The pilot clicks on — “Folks, we’re sorry about our delay today, and we sure do want to thank you for your patience” — and everyone lurches into that stupor-to-frenzy mode, tossing blankets to the floor, shoving magazines into the seat pockets, retrieving jackets and coats from the overhead bins. I lean my head against the window, gaze out at the rain, and try to get my head into New York mode. That back-to-school feeling, the dark that comes earlier and earlier, the town houses glowing like jack-o’-lanterns in the dusk. A collective turning inward.
If I loved that so much, how did I wind up living in the desert, working at a job where I have no routine, where I’m hardly ever home or even in the same place twice unless you count all the red carpets I’ve worked?
Maybe if I was still in my twenties, it would seem exotic. God knows, people who don’t work in Hollywood think that everyone who does has it made. Or needs their head examined. In either case, that we have no business complaining about it. I mean, even I used to think being a Hollywood publicist was one big fat road trip, all expenses paid, the prize for having survived one failed marriage and seven years in a fluorescent-lit cubicle editing magazine copy about postpartum depression, low-fat apple pies, and ten ways to make him beg for more.
But now that I’m starting to lose my balance on that teeter-totter of being in my thirties, sliding closer to my forties than my twenties, the idea of living my life on planes, on my cell, on the red carpet — on
call
24/7 — seems more like penance than like reward. A running away rather than a running toward. If only I had time to stop and figure it out.
“Folks, we should have you on the ground in just a few minutes.”

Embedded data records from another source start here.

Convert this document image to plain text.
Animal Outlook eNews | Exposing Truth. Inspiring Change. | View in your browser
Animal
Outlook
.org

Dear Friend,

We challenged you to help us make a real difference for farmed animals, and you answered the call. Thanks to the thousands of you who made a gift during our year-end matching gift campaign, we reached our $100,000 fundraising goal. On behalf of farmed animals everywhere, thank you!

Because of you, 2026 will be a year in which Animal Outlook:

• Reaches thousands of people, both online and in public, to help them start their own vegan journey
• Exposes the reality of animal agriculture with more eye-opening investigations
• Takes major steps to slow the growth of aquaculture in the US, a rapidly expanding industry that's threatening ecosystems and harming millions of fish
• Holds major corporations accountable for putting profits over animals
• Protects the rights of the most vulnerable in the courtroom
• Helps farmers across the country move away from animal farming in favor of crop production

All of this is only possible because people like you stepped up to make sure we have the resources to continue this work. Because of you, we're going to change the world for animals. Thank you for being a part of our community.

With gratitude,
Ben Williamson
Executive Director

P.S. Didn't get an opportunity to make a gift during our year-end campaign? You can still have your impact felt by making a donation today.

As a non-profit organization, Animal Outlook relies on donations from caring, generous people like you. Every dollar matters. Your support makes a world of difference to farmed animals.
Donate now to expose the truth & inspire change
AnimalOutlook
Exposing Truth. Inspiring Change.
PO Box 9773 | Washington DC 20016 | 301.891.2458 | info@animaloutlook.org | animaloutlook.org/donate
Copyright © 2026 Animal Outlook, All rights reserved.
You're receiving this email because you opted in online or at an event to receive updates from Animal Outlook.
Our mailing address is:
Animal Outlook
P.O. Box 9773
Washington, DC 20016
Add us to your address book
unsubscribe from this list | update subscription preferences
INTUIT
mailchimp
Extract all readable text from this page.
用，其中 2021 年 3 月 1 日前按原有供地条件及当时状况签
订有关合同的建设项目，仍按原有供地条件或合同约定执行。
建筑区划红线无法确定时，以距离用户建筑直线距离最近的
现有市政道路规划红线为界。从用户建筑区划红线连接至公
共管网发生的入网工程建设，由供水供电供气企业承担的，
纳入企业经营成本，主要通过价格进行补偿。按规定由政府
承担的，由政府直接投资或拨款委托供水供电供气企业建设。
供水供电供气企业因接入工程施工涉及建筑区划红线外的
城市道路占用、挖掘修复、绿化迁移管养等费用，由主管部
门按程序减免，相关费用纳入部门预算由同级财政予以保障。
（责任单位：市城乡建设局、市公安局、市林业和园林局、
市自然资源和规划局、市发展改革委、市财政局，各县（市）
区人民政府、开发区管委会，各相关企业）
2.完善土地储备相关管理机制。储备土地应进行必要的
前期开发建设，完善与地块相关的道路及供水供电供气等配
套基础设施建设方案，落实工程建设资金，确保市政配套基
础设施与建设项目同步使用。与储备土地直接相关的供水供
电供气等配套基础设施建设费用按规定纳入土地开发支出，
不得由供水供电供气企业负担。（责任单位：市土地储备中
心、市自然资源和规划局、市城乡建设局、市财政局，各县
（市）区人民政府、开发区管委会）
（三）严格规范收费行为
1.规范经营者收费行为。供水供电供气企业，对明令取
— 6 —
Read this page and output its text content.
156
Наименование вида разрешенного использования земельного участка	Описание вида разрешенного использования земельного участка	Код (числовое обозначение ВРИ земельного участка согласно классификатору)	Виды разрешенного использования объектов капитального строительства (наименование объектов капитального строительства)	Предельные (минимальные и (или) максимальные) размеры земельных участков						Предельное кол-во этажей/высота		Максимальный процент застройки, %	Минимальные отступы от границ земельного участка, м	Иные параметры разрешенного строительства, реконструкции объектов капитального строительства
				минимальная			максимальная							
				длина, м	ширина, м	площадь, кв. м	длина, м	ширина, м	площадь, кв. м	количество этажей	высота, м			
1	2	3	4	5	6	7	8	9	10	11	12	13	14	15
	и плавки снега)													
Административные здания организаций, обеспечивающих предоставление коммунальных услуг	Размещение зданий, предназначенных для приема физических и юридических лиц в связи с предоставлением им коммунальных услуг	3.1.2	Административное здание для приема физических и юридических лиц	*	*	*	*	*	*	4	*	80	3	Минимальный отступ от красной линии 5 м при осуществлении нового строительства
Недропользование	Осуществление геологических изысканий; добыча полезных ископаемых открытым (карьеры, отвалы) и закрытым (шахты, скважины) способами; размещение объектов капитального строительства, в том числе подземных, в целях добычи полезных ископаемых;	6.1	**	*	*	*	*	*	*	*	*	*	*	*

I turn from the window and check my watch. Heading toward 3:00
P.M.
I pull out the stem and spiral forward. For once, I don’t feel sorry to lose three hours. I’m ready for evening, for rest. To stop.
“Ma’am, please put your seat back up, we’re about to land.”
I look up, fatigue hurtling toward annoyance. I
know
I need to bring my seat back up. But the flight attendant looks even more tired than I do in her ill-fitting, stained uniform, wisps of gray-blond hair escaping from the clip at the base of her neck. She wears a beige carpal tunnel bandage on her wrist and hand. I don’t need to tell her about living life in multiple time zones.
“Thank you,” I say, reaching to adjust my seat back. “Thanks.”